And the Illinois news media, in almost perfect lockstep, reported it as a legitimate reform.
What they didn't report (with a few exceptions) is that Blagojevich is taking enormous sums of money from payday loan companies and continues to do so.
In all, Rod has taken at least $254,000 from payday loan companies and their executives. That is just what I found from firms that I know are payday loan operators. I'm sure there's more in his reports I don't know about.

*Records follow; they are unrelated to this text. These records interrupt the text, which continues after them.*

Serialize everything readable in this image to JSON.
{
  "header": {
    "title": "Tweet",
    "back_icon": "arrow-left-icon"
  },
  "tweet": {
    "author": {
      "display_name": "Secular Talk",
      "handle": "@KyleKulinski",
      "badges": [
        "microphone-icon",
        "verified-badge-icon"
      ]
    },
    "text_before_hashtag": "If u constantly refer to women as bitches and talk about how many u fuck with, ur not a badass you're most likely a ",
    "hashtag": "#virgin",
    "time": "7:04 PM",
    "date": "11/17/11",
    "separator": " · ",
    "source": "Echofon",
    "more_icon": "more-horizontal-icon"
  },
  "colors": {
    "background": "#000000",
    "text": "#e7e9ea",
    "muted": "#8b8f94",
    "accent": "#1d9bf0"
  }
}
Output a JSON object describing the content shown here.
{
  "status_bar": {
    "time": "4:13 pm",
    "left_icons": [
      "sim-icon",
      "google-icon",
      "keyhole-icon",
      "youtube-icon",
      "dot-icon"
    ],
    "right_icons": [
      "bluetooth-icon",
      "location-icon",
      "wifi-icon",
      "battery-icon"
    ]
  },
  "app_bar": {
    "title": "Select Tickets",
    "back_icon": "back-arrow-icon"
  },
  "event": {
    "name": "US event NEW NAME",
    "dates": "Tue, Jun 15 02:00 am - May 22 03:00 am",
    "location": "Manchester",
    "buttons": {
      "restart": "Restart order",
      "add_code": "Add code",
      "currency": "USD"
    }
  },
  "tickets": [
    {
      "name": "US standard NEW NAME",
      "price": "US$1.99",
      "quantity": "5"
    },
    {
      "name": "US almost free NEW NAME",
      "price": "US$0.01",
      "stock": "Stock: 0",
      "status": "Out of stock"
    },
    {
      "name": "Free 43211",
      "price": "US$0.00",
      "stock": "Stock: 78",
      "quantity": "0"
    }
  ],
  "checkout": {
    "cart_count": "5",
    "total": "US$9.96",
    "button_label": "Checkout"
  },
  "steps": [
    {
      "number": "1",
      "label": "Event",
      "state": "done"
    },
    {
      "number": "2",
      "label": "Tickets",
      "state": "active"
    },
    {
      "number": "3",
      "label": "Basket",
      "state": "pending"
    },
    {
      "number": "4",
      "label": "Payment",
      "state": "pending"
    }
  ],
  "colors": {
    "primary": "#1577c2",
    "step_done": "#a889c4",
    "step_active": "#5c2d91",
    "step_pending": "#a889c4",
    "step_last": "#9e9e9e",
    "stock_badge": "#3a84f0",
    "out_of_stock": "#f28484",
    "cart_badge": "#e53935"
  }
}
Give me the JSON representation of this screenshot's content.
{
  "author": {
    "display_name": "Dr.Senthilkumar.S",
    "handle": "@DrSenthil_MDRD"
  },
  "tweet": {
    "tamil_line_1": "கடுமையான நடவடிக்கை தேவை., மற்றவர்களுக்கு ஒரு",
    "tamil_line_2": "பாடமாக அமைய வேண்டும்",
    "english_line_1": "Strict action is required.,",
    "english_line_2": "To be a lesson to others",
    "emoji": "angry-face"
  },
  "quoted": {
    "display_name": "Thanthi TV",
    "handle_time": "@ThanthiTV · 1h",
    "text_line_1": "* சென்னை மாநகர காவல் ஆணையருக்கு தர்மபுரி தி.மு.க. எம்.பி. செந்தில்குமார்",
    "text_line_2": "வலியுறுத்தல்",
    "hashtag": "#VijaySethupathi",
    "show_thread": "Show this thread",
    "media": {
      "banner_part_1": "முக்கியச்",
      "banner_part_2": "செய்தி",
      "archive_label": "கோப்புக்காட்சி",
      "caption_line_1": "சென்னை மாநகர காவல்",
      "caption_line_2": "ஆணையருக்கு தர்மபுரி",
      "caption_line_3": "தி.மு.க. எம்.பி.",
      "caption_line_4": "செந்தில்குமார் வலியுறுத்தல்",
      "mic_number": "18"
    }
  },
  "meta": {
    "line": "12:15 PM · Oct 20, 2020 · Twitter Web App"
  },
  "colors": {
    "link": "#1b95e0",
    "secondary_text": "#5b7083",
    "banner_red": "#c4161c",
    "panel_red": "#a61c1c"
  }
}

Here is the $140,000 he's taken from national payday loan firms:
- Advance America--$48,500
- Check Into Cash--$23,500
- Check 'N Go--$35,500
- QC Financial Services--$27,500
- First Cash Financial Services--$5,000
One reason is that the national firms favored Rod's legislation because it tended to wipe out the small payday loan operators in Illinois. Those firms and their PAC gave Rod $114,000 in the months leading up to the General Assembly's vote on the legislation in 2005. Archpundit was one of the few who noticed this trend back then.
The State Journal-Register in Springfield, in an editorial last year, suggested that it was good government for Rod to stiff the small payday loan operators. The paper appears not to have known that the national payday loan operators were even bigger contributors and a cynic could say Rod sold out to the highest bidder.
To those who say the legislation is helping consumers, I wonder. If it's so helpful to consumers and tough on the new favored class of payday loan operators, why do they continue to pour money into Rod's campaign fund? Maybe the good government types should look into it.